45 Du coup, à Lourdes, en 1858, année proche de celle où ce dernier dogme fut promulgué, une procession, éclatante et nouvelle, de femmes, oui, de femmes seules, illumina la grotte, à Massabielle, à maintes reprises : Anne, absente, évoquée ; sa fille Marie, apparue et diserte ; Bernadette enfin, présente et silencieuse.

46 Cette triade enchaîne une pure généalogie, impeccable pour le premier chaînon, d’Anne à Marie, et spirituelle, dans le second, de la Vierge à Bernadette.

 

Le Mystère de la Trinité

47 Avec exactitude, cette suite magnifique rééquilibre le machisme des mythes, antiques et faux, évoqués plus haut, et le mystère chrétien de l’engendrement divin. Voilà, en effet, pour la première fois, une Trinité féminine face à la Trinité canonique où, sans l’intervention d’aucune femme, sans la fécondité de quelque matrice, la filiation a lieu, entre hommes, oui, entre hommes seuls, de Dieu le Père à Dieu le Fils ; seul y intervient l’Esprit.

48 L’absence des mâles : moins de Joachim, plus tard pas de Joseph, la pureté de la Vierge, la maternité spirituelle… corrigent, ici, compensent, remboursent… l’improbable absence de femmes, là. Aussi incroyables soient-elles, l’immaculée conception et la virginité maternelle conquièrent une force grandiose, celle de rééquilibrer cette masculine Trinité, aussi incroyable qu’elles. Belle équivalence dans le spirituel.

49 Splendide et inattendue balance de justice ! Invétérés machistes, nous nous attendions si peu à une telle symétrie qu’elle en resta longtemps illisible ; mieux, aussi invisible que l’apparition ! Nous y voyions ou non des épiphanies, nous y croyions ou non, peu importe, mais n’hésitions-nous point à en lire le sens humain et, j’ose à peine le dire, biologique et spirituel ? Notre machisme en oblitérait la lecture éblouissante.

50 Les raisonneurs ont beau rire des miracles douteux et des superstitions qui fleurissent, avec la pitié pour les malades, autour de la grotte, reste que le peuple, plus intuitif que les doctes, fit, fait, sans doute fera un succès mondial et durable à ces apparitions pour une raison évidente : par une réinjection équitable du féminin, ce rééquilibrage d’un système symbolique de parenté, attendu depuis l’aurore des temps, marque le début d’une culture moins violente, moins odieuse, plus apaisée, rarement réalisée encore, même parmi nous, dans nos entreprises et nos assemblées.

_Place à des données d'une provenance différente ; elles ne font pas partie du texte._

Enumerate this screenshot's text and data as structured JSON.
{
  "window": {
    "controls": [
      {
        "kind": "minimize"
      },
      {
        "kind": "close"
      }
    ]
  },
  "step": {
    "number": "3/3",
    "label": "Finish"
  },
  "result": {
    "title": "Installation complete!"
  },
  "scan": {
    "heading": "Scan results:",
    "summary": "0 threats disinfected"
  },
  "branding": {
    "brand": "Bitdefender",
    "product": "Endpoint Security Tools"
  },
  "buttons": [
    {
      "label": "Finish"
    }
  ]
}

51 Réunion de prêtres célibataires, ici ; Trinité mâle, au Très-Haut ; Triade féminine, en la grotte voisine. Unisexe partout.

52 Voilà, miraculeusement préparée depuis deux mille ans dans le texte évangélique, instruite depuis mille par l’Église, sa tradition et sa théologie, redite par la Vierge voici plus d’un siècle, reprise enfin aujourd’hui, une décision, toute de piété, que la religion oppose à l’anthropologie, c’est-à-dire justement au fondement des sociétés archaïques.

53 Voilà le début d’une histoire juste, d’un monde nouveau, de collectifs enfin équitables envers nos compagnes et nos frères homosexuels. Voici deux mille ans déjà, cette histoire, en effet, commença.

54 Elle se nomme Bonne Nouvelle.

55 Nous n’y pouvons rien. L’Église engendra la société moderne et cette modernité perpétue, souvent sans le savoir, les données du christianisme.